LUIS ARRIOLA AYALA
En el descanso del mediodía, el señor Víctor Nakura confirmó el rumor: la reciente inauguración del restaurant Inkarri, en Yokohama. La forma de pensar de muchos peruanos había cambiado. Al principio, todos venían a Japón para ahorrar dinero y luego regresaban a Perú a invertirlo en algún negocio. Sin embargo, ahora, con años de trabajo, incursionaban con el capital acumulado en el exigente mercado japonés: restaurantes, agencias de viajes y ventas de productos comestibles. Los años difíciles, los de adaptación, ya habían pasado. Ahora se invertía en el país del sol naciente, porque si el resultado era negativo quedaba la oportunidad de seguir trabajando en fábricas.
–Yo invito la primera ronda de cervezas –propuso Víctor Nakura con su ronca voz.
Como era viernes, acepté. Luego de cerrar el almacén de la fábrica y marcar nuestras tarjetas de salida partimos al Inkarri. Hasta el jefe japonés, Tanabe, se animó a ir. Bastó que la puerta eléctrica del restaurante se abriera para percibir el olor a comida criolla. En sus paredes, estaban colgadas las fotos de Machu Picchu y del Señor de los Milagros. En su interior, dejé de sentirme extranjero. El dueño, con su abdomen prominente, se acercó a la mesa para presentarse, anotar los pedidos y anunciarnos que podíamos solicitar canciones. Los platos con anticuchos y las cervezas no tardaron en llegar a la mesa. Tanabe alzó su vaso, gritó ¡kanpai! (‘salud’) y brindamos.
-Así se toma en Perú ¡Salud historiador! –exclamó Nakura.
-La cerveza está como se pide –afirmé y chocamos los vasos.
-Esta noche vas a empezar a escribir la historia de los peruanos en Japón –añadió él.
Mientras bebía pensé que más que escribirla, empezaba a vivirla.

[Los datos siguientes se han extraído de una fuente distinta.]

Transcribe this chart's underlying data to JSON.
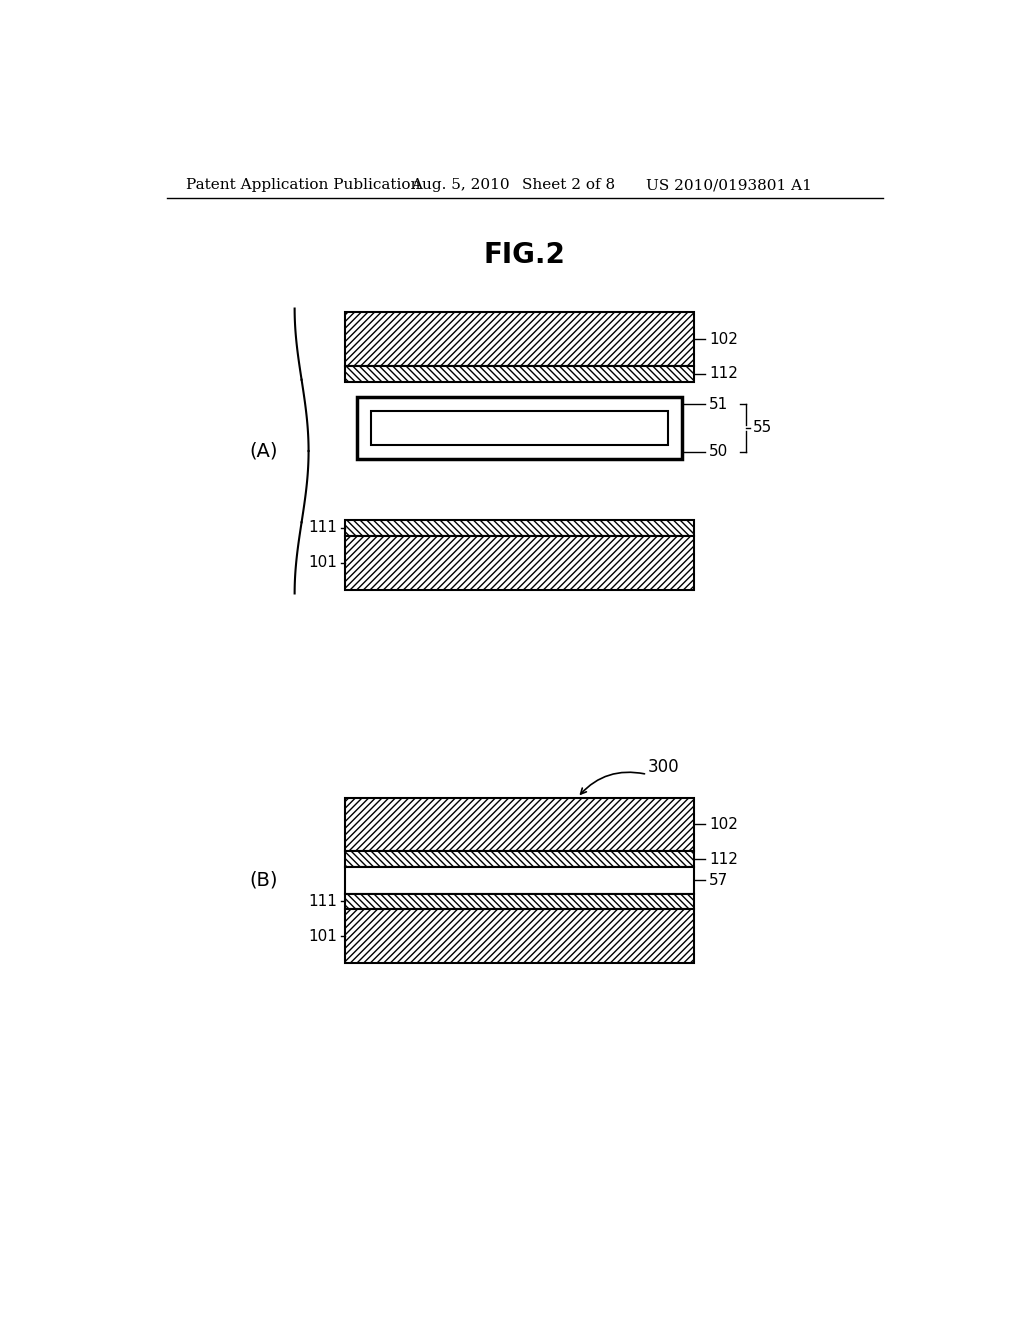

Para acompañar las cervezas pedimos: ají de gallina y lomo saltado. El jefe japonés probó las comidas y no se cansaba de repetir, ¡umai! (‘sabroso’). Después de la quinta ronda exigió que ya no lo llamáramos por su nombre: Tanabe, sino más bien, Nabe chan. Nabe era la contracción de su apellido y la terminación chan implica confianza. Su pedido fue recompensado con más cervezas. Cerca de la una de la madrugada se despidió. Sabía que pronto el local dejaría de atender. No se equivocó. Minutos después el dueño bajó el volumen de la música.
–Ya tengo que cerrar. La licencia municipal así lo ordena.

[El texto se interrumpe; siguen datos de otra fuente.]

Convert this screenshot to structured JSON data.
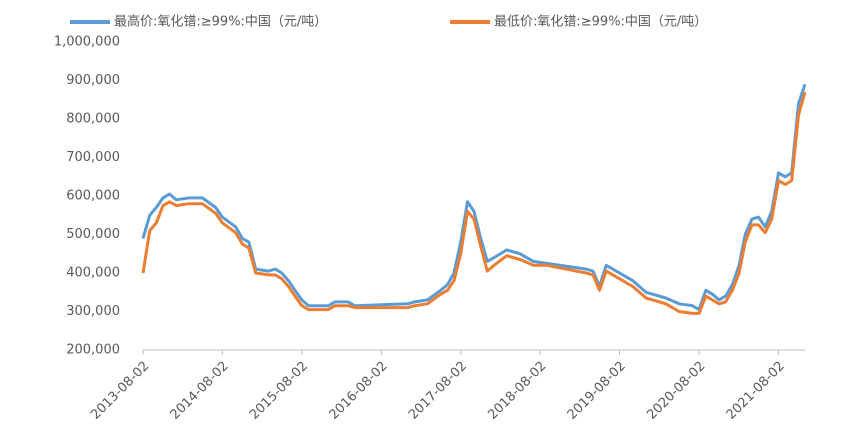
{
  "chart_data": {
    "type": "line",
    "x": [
      "2013-08-02",
      "2013-09-02",
      "2013-10-02",
      "2013-11-02",
      "2013-12-02",
      "2014-01-02",
      "2014-03-02",
      "2014-05-02",
      "2014-07-02",
      "2014-08-02",
      "2014-10-02",
      "2014-11-02",
      "2014-12-02",
      "2015-01-02",
      "2015-03-02",
      "2015-04-02",
      "2015-05-02",
      "2015-06-02",
      "2015-07-02",
      "2015-08-02",
      "2015-09-02",
      "2015-12-02",
      "2016-01-02",
      "2016-03-02",
      "2016-04-02",
      "2016-12-02",
      "2017-01-02",
      "2017-03-02",
      "2017-05-02",
      "2017-06-02",
      "2017-07-02",
      "2017-08-02",
      "2017-09-02",
      "2017-10-02",
      "2017-11-02",
      "2017-12-02",
      "2018-01-02",
      "2018-03-02",
      "2018-05-02",
      "2018-07-02",
      "2018-09-02",
      "2019-03-02",
      "2019-04-02",
      "2019-05-02",
      "2019-06-02",
      "2019-08-02",
      "2019-10-02",
      "2019-12-02",
      "2020-03-02",
      "2020-05-02",
      "2020-07-02",
      "2020-08-02",
      "2020-09-02",
      "2020-10-02",
      "2020-11-02",
      "2020-12-02",
      "2021-01-02",
      "2021-02-02",
      "2021-03-02",
      "2021-04-02",
      "2021-05-02",
      "2021-06-02",
      "2021-07-02",
      "2021-08-02",
      "2021-09-02",
      "2021-10-02",
      "2021-11-02",
      "2021-12-02"
    ],
    "series": [
      {
        "name": "最高价:氧化镨:≥99%:中国（元/吨）",
        "color": "#5b9bd5",
        "values": [
          490000,
          550000,
          570000,
          595000,
          605000,
          590000,
          595000,
          595000,
          570000,
          545000,
          520000,
          490000,
          480000,
          410000,
          405000,
          410000,
          400000,
          380000,
          355000,
          330000,
          315000,
          315000,
          325000,
          325000,
          315000,
          320000,
          325000,
          330000,
          355000,
          370000,
          400000,
          480000,
          585000,
          560000,
          490000,
          430000,
          440000,
          460000,
          450000,
          430000,
          425000,
          410000,
          405000,
          365000,
          420000,
          400000,
          380000,
          350000,
          335000,
          320000,
          315000,
          305000,
          355000,
          345000,
          330000,
          340000,
          370000,
          420000,
          500000,
          540000,
          545000,
          520000,
          560000,
          660000,
          650000,
          660000,
          840000,
          890000
        ]
      },
      {
        "name": "最低价:氧化镨:≥99%:中国（元/吨）",
        "color": "#ed7d31",
        "values": [
          400000,
          510000,
          530000,
          575000,
          585000,
          575000,
          580000,
          580000,
          555000,
          530000,
          505000,
          475000,
          465000,
          400000,
          395000,
          395000,
          385000,
          365000,
          340000,
          315000,
          305000,
          305000,
          315000,
          315000,
          310000,
          310000,
          315000,
          320000,
          345000,
          355000,
          380000,
          450000,
          560000,
          540000,
          470000,
          405000,
          420000,
          445000,
          435000,
          420000,
          420000,
          400000,
          395000,
          355000,
          405000,
          385000,
          365000,
          335000,
          320000,
          300000,
          295000,
          295000,
          340000,
          330000,
          320000,
          325000,
          355000,
          400000,
          480000,
          525000,
          525000,
          505000,
          540000,
          640000,
          630000,
          640000,
          810000,
          870000
        ]
      }
    ],
    "xlim": [
      "2013-08-02",
      "2021-12-02"
    ],
    "xticks": [
      "2013-08-02",
      "2014-08-02",
      "2015-08-02",
      "2016-08-02",
      "2017-08-02",
      "2018-08-02",
      "2019-08-02",
      "2020-08-02",
      "2021-08-02"
    ],
    "ylim": [
      200000,
      1000000
    ],
    "yticks": [
      {
        "value": 200000,
        "label": "200,000"
      },
      {
        "value": 300000,
        "label": "300,000"
      },
      {
        "value": 400000,
        "label": "400,000"
      },
      {
        "value": 500000,
        "label": "500,000"
      },
      {
        "value": 600000,
        "label": "600,000"
      },
      {
        "value": 700000,
        "label": "700,000"
      },
      {
        "value": 800000,
        "label": "800,000"
      },
      {
        "value": 900000,
        "label": "900,000"
      },
      {
        "value": 1000000,
        "label": "1,000,000"
      }
    ],
    "grid": false
  }
}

Sin embargo, nos explicó que como el Inkarri era un pedazo de Perú, otras leyes se imponían y la jarana continuaría a puertas cerradas. Antes de que amaneciera, de nuevo el volumen del equipo de música disminuyó y el dueño comentó:
–Me han pedido la canción más peruana
El desconcierto se apoderó del Inkarri, y desde las mesas vecinas empezaron a vociferar los borrachos clientes.
–¡Una criolla! ¡Los Embajadores!
–Ponte un huayno y si es ayacuchano, ¡mucho mejor!
–Una marinera, ¡como el norte no hay dos!
–Ni hablar, ¡tiene que ser un yaraví arequipeño!
Algunos gritaban con insistencia: “¡salsa!” o “¡cumbia!”. Durante esos confusos minutos, el regionalismo amenazó con separarnos. El más preocupado era el dueño del Inkarri porque se podía generar una pelea. En medio del caos, el señor Víctor Nakura se levantó. Con autoridad pidió silencio:
–La canción más peruana la conocemos todos –dijo y empezó a cantarla.
Unos segundos de tensión y escuchamos el sonido de una silla arañando el piso y una voz acompañando la primera línea; luego, otra silla, y más voces y así sucesivamente hasta quedar todas vacías. De pie, con la mano en el corazón y en los ojos los recuerdos, entonábamos el himno nacional, como nunca lo habíamos cantado ni en el Perú.